MFCCs are standard for speech recognition - compact and robust ✅ Mel-spectrograms work better with deep learning (CNNs, Transformers) ✅ Delta features capture temporal dynamics - critical for accuracy ✅ Normalize features for stable training (mean=0, std=1) ✅ Handle variable length with padding, pooling, or attention masks ✅ Cache features for repeated use - major speedup in training ✅ Streaming extraction possible with circular buffers ✅ Parallel processing speeds up batch feature extraction ✅ SpecAugment improves robustness through feature-space augmentation ✅ Monitor feature quality to detect pipeline issues early ✅ Version features for reproducibility and A/B testing ✅ Choose features based on task - no one-size-fits-all


FAQ

Q: What is the difference between MFCCs and mel-spectrograms? A: MFCCs apply a Discrete Cosine Transform on top of the mel-spectrogram, compressing it into 13-40 coefficients that capture the spectral envelope. Mel-spectrograms preserve full spectral detail with 40-128 bins per frame. MFCCs work better with small traditional models, while mel-spectrograms perform better with CNNs and Transformers used in speech classification and streaming ASR.

Q: Which audio features should I use for my speech ML task? A: Use MFCCs with deltas for traditional ASR and small models. Use mel-spectrograms for deep learning with CNNs or Transformers. Use pitch and prosodic features for speaker recognition and emotion detection. Use STFT magnitude with phase for speech enhancement and reconstruction tasks. Use energy and zero-crossing rate for VAD.

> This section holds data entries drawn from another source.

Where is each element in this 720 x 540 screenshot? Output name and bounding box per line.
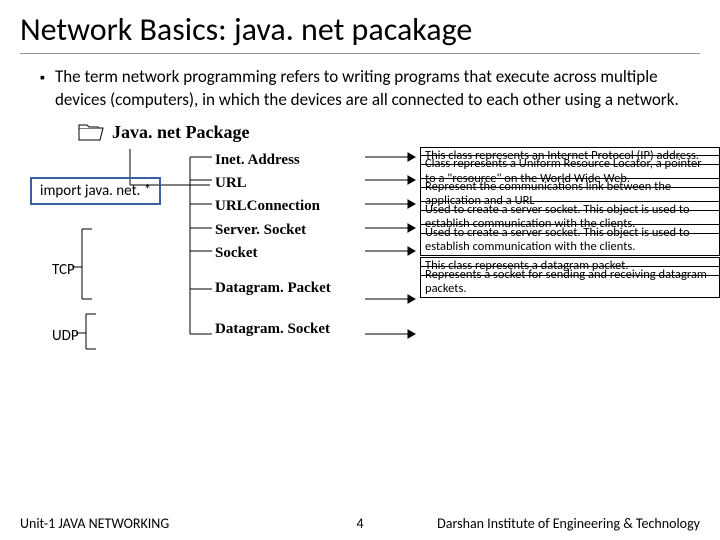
import-statement: import java. net. * — [30, 177, 161, 205]
footer: Unit-1 JAVA NETWORKING 4 Darshan Institu… — [0, 515, 720, 532]
desc-socket: Used to create a server socket. This obj… — [420, 224, 720, 257]
class-list: Inet. Address URL URLConnection Server. … — [215, 149, 331, 342]
class-datagramsocket: Datagram. Socket — [215, 318, 331, 341]
class-inetaddress: Inet. Address — [215, 149, 331, 172]
package-header-text: Java. net Package — [112, 122, 249, 143]
footer-right: Darshan Institute of Engineering & Techn… — [437, 515, 700, 532]
protocol-udp: UDP — [52, 327, 79, 345]
class-url: URL — [215, 172, 331, 195]
class-serversocket: Server. Socket — [215, 219, 331, 242]
desc-datagramsocket: Represents a socket for sending and rece… — [420, 266, 720, 299]
bullet-text: The term network programming refers to w… — [40, 66, 700, 112]
package-header: Java. net Package — [78, 122, 700, 143]
protocol-tcp: TCP — [52, 261, 75, 279]
footer-page: 4 — [356, 515, 363, 532]
bullet-content: The term network programming refers to w… — [55, 66, 700, 112]
footer-left: Unit-1 JAVA NETWORKING — [20, 515, 169, 532]
descriptions: This class represents an Internet Protoc… — [420, 147, 720, 294]
class-urlconnection: URLConnection — [215, 195, 331, 218]
diagram: import java. net. * TCP UDP Inet. Addres… — [30, 149, 700, 409]
folder-icon — [78, 122, 104, 142]
slide-title: Network Basics: java. net pacakage — [20, 10, 700, 54]
class-socket: Socket — [215, 242, 331, 265]
class-datagrampacket: Datagram. Packet — [215, 277, 331, 300]
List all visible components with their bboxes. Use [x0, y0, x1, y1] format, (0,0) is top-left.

Q: How does SpecAugment improve speech model training? A: SpecAugment randomly masks time regions and frequency bands in spectrograms during training, forcing the model to be robust to missing information. This simple technique improves ASR accuracy by 10-20% relative WER reduction without requiring additional training data. It was proposed by Google in 2019 and is now standard practice in speech model training.